DESCRIPTION (provided by applicant): Chronic intermittent exposure to stimulant drugs produces persistent and progressive changes in behavior including responses to subsequent drug challenges. This phenomenon is termed sensitization. Although animal models have provided information with regard to the initial biochemical changes involved in sensitazation, less is known about subsequent steps. The present RO1 will investigate this question. Our laboratory has discovered a family of protein tyrosine phosphatases (PTPs) that are expressed within neurons of the CNS. This PTP, termed STEP, is highly enriched in the striatum, nucleus accumbens, amygdala, and the frontal cortices. We recently determined that STEP regulates the activity of the MAP kinase members, ERKI/2. STEP is itself regulated by dopamine and glutamate signaling. Dopamine stimulation leads to the phosphorylation of key regulatory residues and inactivates STEP. Glutamate signaling dephosphorylates and activates STEP. STEP thus acts as a switch that regulates the activity ERK1/2 and limits its ability to activate downstream substrates. We propose that STEP regulates the effects of amphetamine. It does so by controlling the activity of ERKI/2. Consistent with this hypothesis, preliminary data in rats demonstrate that STEP is phosphorylated after amphetamine treatment. The sites phosphorylated are key regulatory residues in a domain required for binding to the ERKs. When STEP is phosphorylated at that site, the ERK signaling cascade is sustained. We will conduct time-course and dose-response analyses with psychostimulants, and perform immunocytochemical and Western blot analyses to determine the patterns of p-ERK, p-STEP, p-CREB, p- Elk-1 and the immediate early genes c-fos, jun and AfosB. We propose that the duration that ERKI/2 remain active determines the pattern of gene expression. Functional studies will disrupt the ability of STEP binding to ERK or disrupt the ability of STEP to let go of ERK. This will be tested by using TAT-peptide technology that introduces protein sequences that either prevent STEP from binding to ERK or never let go of ERK. We show preliminary feasibility data on this approach. A complementary set of experiments will study the STEP knock-out mouse that we predict is hypersensitive to stimulant treatment.

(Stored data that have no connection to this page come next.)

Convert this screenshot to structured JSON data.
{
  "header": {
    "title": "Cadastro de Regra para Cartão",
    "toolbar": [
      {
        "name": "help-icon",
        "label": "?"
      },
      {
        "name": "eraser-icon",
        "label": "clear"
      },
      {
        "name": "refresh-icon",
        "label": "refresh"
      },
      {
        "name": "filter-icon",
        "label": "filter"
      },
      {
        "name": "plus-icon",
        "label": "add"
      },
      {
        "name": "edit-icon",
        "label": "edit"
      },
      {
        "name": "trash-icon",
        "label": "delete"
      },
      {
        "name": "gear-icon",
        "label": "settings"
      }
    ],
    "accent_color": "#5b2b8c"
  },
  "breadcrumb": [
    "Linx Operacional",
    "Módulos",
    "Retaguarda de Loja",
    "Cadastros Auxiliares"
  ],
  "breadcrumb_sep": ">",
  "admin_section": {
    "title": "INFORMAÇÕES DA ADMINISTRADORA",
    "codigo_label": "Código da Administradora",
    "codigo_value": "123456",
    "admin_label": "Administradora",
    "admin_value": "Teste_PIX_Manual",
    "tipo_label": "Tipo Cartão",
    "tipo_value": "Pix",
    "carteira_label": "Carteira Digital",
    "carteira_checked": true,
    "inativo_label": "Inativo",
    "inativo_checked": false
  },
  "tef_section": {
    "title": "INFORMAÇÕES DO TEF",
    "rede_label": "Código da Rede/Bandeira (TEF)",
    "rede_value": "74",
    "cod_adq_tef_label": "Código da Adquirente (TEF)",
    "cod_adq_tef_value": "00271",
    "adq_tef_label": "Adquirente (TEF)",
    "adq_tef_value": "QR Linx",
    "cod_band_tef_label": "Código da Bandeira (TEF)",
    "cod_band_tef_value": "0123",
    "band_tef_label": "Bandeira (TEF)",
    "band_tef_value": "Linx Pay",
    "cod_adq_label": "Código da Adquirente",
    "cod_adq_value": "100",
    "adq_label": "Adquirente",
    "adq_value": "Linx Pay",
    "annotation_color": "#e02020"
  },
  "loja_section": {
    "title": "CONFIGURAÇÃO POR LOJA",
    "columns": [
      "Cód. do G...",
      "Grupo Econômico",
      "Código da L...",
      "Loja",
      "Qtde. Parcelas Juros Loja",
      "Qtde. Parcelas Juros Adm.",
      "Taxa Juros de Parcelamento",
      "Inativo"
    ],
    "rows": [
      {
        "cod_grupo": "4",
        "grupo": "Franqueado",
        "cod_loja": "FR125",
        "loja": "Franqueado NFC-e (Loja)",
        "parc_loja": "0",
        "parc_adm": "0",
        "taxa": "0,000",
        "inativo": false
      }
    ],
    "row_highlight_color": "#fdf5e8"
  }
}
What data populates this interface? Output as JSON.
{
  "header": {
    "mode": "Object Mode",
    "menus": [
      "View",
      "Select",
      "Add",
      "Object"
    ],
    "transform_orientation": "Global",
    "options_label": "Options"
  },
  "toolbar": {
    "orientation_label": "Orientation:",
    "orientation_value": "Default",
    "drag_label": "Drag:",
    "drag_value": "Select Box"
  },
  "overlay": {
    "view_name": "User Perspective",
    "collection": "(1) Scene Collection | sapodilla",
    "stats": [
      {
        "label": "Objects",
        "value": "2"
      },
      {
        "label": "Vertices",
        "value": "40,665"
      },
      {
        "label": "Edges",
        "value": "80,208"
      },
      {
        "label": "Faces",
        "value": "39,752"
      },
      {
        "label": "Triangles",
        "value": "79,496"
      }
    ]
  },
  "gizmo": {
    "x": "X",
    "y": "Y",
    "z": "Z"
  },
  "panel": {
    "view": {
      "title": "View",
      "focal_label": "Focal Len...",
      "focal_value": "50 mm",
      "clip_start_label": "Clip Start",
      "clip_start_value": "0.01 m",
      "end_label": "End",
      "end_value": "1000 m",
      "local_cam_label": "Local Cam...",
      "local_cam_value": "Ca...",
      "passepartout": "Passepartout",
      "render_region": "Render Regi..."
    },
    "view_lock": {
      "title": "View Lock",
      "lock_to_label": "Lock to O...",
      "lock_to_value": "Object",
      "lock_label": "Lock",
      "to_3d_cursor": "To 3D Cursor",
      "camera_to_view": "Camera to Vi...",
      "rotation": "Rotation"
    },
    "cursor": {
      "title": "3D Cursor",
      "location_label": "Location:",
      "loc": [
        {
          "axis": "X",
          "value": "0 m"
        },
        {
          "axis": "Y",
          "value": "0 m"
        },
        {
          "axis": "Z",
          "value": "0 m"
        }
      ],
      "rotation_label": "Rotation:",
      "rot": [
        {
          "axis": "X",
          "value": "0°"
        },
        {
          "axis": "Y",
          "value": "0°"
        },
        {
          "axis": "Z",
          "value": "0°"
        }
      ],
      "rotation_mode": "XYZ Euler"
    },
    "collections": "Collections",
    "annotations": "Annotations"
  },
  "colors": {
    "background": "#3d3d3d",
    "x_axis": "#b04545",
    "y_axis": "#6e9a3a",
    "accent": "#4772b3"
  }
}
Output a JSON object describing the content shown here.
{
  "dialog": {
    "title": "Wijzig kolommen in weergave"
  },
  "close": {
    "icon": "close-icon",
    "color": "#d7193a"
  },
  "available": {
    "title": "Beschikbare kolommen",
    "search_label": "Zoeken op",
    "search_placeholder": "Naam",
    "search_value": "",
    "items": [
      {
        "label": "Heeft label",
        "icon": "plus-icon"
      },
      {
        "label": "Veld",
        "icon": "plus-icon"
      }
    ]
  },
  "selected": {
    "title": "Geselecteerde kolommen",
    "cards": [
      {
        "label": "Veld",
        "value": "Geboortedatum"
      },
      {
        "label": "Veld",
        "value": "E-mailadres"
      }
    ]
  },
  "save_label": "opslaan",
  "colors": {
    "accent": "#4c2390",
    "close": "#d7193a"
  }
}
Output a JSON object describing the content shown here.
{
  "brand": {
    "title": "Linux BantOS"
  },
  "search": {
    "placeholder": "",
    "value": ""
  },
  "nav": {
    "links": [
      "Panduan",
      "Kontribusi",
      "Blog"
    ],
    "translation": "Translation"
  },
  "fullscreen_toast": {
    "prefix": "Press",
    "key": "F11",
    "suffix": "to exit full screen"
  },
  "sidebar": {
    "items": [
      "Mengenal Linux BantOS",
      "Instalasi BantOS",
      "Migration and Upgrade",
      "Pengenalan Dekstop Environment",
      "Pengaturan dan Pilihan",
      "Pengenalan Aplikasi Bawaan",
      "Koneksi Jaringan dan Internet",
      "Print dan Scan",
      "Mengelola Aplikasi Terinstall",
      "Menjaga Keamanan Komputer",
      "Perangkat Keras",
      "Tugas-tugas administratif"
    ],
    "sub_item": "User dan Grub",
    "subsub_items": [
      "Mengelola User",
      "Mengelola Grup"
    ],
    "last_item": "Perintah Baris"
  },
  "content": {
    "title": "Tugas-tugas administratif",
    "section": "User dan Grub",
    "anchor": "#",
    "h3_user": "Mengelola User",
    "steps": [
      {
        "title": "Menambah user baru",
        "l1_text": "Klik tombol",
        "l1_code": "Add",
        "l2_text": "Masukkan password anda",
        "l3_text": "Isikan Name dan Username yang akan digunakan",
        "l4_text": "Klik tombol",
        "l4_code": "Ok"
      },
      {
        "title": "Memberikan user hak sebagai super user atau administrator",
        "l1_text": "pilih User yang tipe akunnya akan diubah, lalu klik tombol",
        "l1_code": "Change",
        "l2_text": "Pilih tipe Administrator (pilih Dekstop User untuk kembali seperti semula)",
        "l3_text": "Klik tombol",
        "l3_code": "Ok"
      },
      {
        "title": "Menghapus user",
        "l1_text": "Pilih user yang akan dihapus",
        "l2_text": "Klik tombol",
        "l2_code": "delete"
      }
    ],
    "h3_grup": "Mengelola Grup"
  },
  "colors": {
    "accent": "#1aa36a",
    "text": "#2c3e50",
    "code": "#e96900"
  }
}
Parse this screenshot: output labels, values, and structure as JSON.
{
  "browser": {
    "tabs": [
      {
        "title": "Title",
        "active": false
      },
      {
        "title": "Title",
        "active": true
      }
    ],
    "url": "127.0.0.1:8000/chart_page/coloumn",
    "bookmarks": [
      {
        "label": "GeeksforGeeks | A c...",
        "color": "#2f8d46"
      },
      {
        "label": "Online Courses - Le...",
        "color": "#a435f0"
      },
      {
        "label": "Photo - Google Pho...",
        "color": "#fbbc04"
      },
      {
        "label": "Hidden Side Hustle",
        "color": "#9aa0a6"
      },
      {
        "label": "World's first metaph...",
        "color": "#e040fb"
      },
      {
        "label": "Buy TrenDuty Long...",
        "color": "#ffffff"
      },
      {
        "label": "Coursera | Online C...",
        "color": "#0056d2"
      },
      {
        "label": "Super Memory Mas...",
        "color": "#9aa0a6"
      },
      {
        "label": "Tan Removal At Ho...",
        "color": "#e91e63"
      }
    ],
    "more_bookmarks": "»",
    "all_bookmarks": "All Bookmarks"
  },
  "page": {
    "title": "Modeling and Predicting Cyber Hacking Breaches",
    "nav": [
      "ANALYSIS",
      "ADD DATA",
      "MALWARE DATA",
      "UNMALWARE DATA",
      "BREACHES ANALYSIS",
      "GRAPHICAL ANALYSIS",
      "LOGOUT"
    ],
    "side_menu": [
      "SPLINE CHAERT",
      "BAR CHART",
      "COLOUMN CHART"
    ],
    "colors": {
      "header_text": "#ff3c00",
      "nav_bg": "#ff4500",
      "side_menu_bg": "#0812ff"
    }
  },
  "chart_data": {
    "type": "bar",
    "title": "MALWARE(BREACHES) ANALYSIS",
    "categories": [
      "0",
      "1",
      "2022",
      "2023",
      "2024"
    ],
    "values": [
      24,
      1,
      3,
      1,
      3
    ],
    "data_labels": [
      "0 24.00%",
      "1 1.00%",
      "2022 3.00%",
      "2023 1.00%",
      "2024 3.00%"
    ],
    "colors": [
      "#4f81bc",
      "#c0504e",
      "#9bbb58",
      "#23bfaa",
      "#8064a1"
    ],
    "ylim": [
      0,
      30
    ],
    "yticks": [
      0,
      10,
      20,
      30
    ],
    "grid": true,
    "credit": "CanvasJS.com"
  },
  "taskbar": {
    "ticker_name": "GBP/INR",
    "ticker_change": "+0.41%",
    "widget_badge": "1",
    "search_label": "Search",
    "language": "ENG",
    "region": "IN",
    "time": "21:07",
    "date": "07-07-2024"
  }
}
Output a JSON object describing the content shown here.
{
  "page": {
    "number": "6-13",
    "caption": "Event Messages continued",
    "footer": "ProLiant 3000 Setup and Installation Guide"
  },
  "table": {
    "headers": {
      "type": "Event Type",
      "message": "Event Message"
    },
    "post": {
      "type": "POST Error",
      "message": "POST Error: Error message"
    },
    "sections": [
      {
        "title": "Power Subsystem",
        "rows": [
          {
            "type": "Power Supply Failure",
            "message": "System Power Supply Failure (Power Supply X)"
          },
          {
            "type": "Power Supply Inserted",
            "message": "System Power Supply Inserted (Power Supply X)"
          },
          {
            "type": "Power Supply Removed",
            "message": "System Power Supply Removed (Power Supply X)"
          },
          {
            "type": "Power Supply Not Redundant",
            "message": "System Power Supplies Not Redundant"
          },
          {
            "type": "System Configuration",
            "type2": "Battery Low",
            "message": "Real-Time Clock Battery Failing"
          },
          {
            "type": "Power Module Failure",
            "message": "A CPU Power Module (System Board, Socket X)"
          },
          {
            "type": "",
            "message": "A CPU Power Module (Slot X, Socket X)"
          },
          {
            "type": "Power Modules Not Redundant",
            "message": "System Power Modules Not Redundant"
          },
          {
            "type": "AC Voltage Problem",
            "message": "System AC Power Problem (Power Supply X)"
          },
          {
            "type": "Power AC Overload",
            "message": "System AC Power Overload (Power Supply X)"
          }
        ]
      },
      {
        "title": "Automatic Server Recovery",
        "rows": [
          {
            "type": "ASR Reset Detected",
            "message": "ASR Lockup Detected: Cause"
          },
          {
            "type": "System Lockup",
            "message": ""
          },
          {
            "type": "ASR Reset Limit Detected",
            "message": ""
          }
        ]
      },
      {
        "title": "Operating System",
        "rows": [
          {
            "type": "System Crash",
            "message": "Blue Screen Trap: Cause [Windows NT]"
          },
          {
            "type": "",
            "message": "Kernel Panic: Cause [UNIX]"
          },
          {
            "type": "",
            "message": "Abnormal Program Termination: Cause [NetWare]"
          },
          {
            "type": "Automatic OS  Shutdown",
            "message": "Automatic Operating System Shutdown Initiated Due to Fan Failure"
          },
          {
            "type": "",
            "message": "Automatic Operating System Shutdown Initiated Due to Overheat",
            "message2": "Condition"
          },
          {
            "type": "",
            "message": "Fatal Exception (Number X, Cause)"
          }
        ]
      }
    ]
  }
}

描述（由申请人提供）：慢性间歇性暴露于兴奋剂药物会导致行为发生持续性和进行性变化，包括对后续药物激发的反应。这种现象被称为敏化。虽然动物模型提供了关于敏化作用的初始生化变化的信息，但对后续步骤知之甚少。 目前的RO 1将调查这个问题。我们的实验室已经发现了一个蛋白酪氨酸磷酸酶（PTPs）家族，在中枢神经系统的神经元内表达。这种PTP被称为STEP，在纹状体、杏仁核、杏仁核和额叶皮质中高度富集。我们最近确定STEP调节MAP激酶成员ERKI/2的活性。STEP本身由多巴胺和谷氨酸信号调节。多巴胺刺激导致关键调节残基的磷酸化并使STEP失活。谷氨酸信号去磷酸化并激活STEP。因此，STEP作为一个开关，调节ERK 1/2的活性，并限制其激活下游底物的能力。 我们建议STEP调节安非他明的作用。它通过控制ERKI/2的活性来实现。与这一假设相一致，大鼠的初步数据表明，STEP是安非他明治疗后磷酸化。磷酸化的位点是与ERK结合所需的结构域中的关键调节残基。当STEP在该位点磷酸化时，ERK信号级联反应得以维持。我们将对精神兴奋剂进行时间过程和剂量反应分析，并进行免疫细胞化学和蛋白质印迹分析，以确定p-ERK，p-STEP，p-CREB，p-Elk-1和立即早期基因c-fos，jun和AfosB的模式。我们认为ERKI/2保持活性的持续时间决定了基因表达的模式。功能研究将破坏STEP与ERK结合的能力或破坏STEP释放ERK的能力。 这将通过使用TAT肽技术进行测试，该技术引入蛋白质序列，要么阻止STEP与ERK结合，要么永远不会释放ERK。我们展示了这种方法的初步可行性数据。一组互补的实验将研究STEP基因敲除小鼠，我们预测它对兴奋剂治疗过敏。